When I heard that there was a book coming out that was comparable to “Rebecca” I just knew that I had to get my hands on it! I knew I was bias going into it but I still am not sure if I was for or against the book. Certainly, it has some of the gothic appeal and charm of the great classics but it does fall short. Of course, this did not come as a surprise to me as it is hard to top the best in gothic literature. Still, this novel is not without its merits and if you’re hankering for some good old fashioned gothic but have re-read the classics too many times...then this is your book!
Eve is caught off guard when she falls for Dom, a man that she meets in a maze near Lake Geneva. The couple have a whirlwind romance which eventually leaves them on the doorstep of Les Genevriers, a slightly dilapidated estate with great atmosphere and a troubled history. Eve falls in love with the property but as she becomes more and more involved with its history, Dom becomes more distant and moody. Eve knows that Dom was married before but he refuses to share any information with her regarding that part of his life. Of course this pushes Eve to snoop into his past, even if it means placing her relationship with Dom in danger.
Alternating with chapters by Eve, are those written by Benedicte who was a previous owner of Les Genevriers. Benedicte, now elderly, is looking back on her troubled life plagued by the ghosts of her blind sister and violent brother. While the reader is able to see where Benedicte’s story is going, she is blind to its own development. For some readers, this was annoying and they felt that the mystery was predicable. However, I didn’t view this book as a mystery. Instead I thought it to be an atmosphere piece. While I knew more about Benedicte’s past than she did, it made me hurt for her and yearn to hear her side of the story.
Some readers were let down by this book and thought it not equal to “Rebecca”, lacking in mystery, and overall predictable. I agree with each of these assessments. However, I do not believe that these were in any way detrimental to the story. This novel is a stand alone that, while boasting similarities to the great gothic classics, holds its own story and purpose.

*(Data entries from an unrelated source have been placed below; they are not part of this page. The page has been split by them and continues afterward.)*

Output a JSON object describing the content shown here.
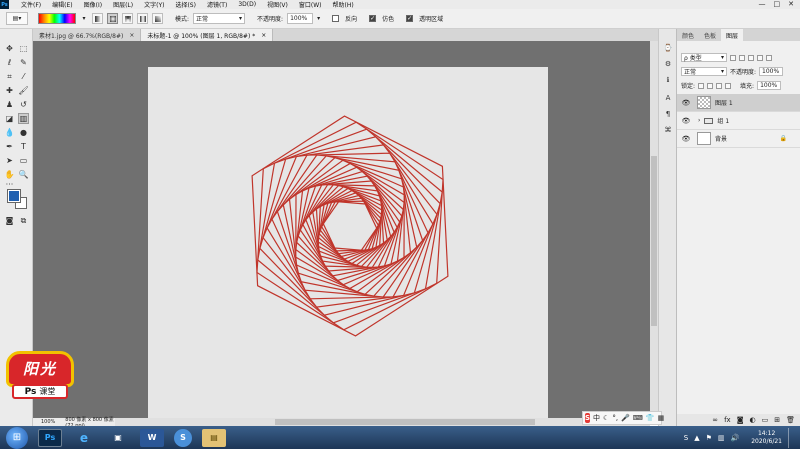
{
  "menu": {
    "ps_logo": "Ps",
    "items": [
      "文件(F)",
      "编辑(E)",
      "图像(I)",
      "图层(L)",
      "文字(Y)",
      "选择(S)",
      "滤镜(T)",
      "3D(D)",
      "视图(V)",
      "窗口(W)",
      "帮助(H)"
    ],
    "window_controls": [
      "—",
      "□",
      "✕"
    ]
  },
  "options": {
    "mode_label": "模式:",
    "mode_value": "正常",
    "opacity_label": "不透明度:",
    "opacity_value": "100%",
    "reverse_label": "反向",
    "dither_label": "仿色",
    "transparency_label": "透明区域"
  },
  "tabs": [
    {
      "label": "素材1.jpg @ 66.7%(RGB/8#)",
      "close": "×"
    },
    {
      "label": "未标题-1 @ 100% (图层 1, RGB/8#) *",
      "close": "×"
    }
  ],
  "status": {
    "zoom": "100%",
    "doc_size": "800 像素 x 800 像素 (72 ppi)"
  },
  "layers_panel": {
    "tabs": [
      "颜色",
      "色板",
      "图层"
    ],
    "filter_label": "ρ 类型",
    "blend_mode": "正常",
    "opacity_label": "不透明度:",
    "opacity_value": "100%",
    "lock_label": "锁定:",
    "fill_label": "填充:",
    "fill_value": "100%",
    "layers": [
      {
        "name": "图层 1"
      },
      {
        "name": "组 1"
      },
      {
        "name": "背景"
      }
    ]
  },
  "watermark": {
    "title": "阳光",
    "badge_ps": "Ps",
    "badge_text": "课堂"
  },
  "ime": {
    "logo": "S",
    "lang": "中"
  },
  "taskbar": {
    "apps": [
      "Ps",
      "e",
      "▣",
      "W",
      "S",
      "▤"
    ],
    "time": "14:12",
    "date": "2020/6/21"
  },
  "colors": {
    "foreground": "#1f5fb0",
    "background": "#ffffff",
    "stroke": "#c0352b"
  },
  "icons": {
    "toolbar": [
      "move-icon",
      "marquee-icon",
      "lasso-icon",
      "quick-select-icon",
      "crop-icon",
      "eyedropper-icon",
      "healing-icon",
      "brush-icon",
      "stamp-icon",
      "history-brush-icon",
      "eraser-icon",
      "gradient-icon",
      "blur-icon",
      "dodge-icon",
      "pen-icon",
      "type-icon",
      "path-select-icon",
      "shape-icon",
      "hand-icon",
      "zoom-icon",
      "more-tools-icon"
    ]
  }
}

Additionally, this book is not written as a mystery or thriller any more than “Jane Eyre” or “Wurthering Heights” was. The intrigue is used to develop the atmosphere, not the “who-done-it”. The predictably of the plot is to each their own. I had figured out elements of the ending within the first hundred pages though my true joy in reading it was knowing more than the characters and yet still watching it unfold. Overall, this is a good read. It’s not great, but it certainly kept me occupied for a few days and left me feeling satisfied with the story.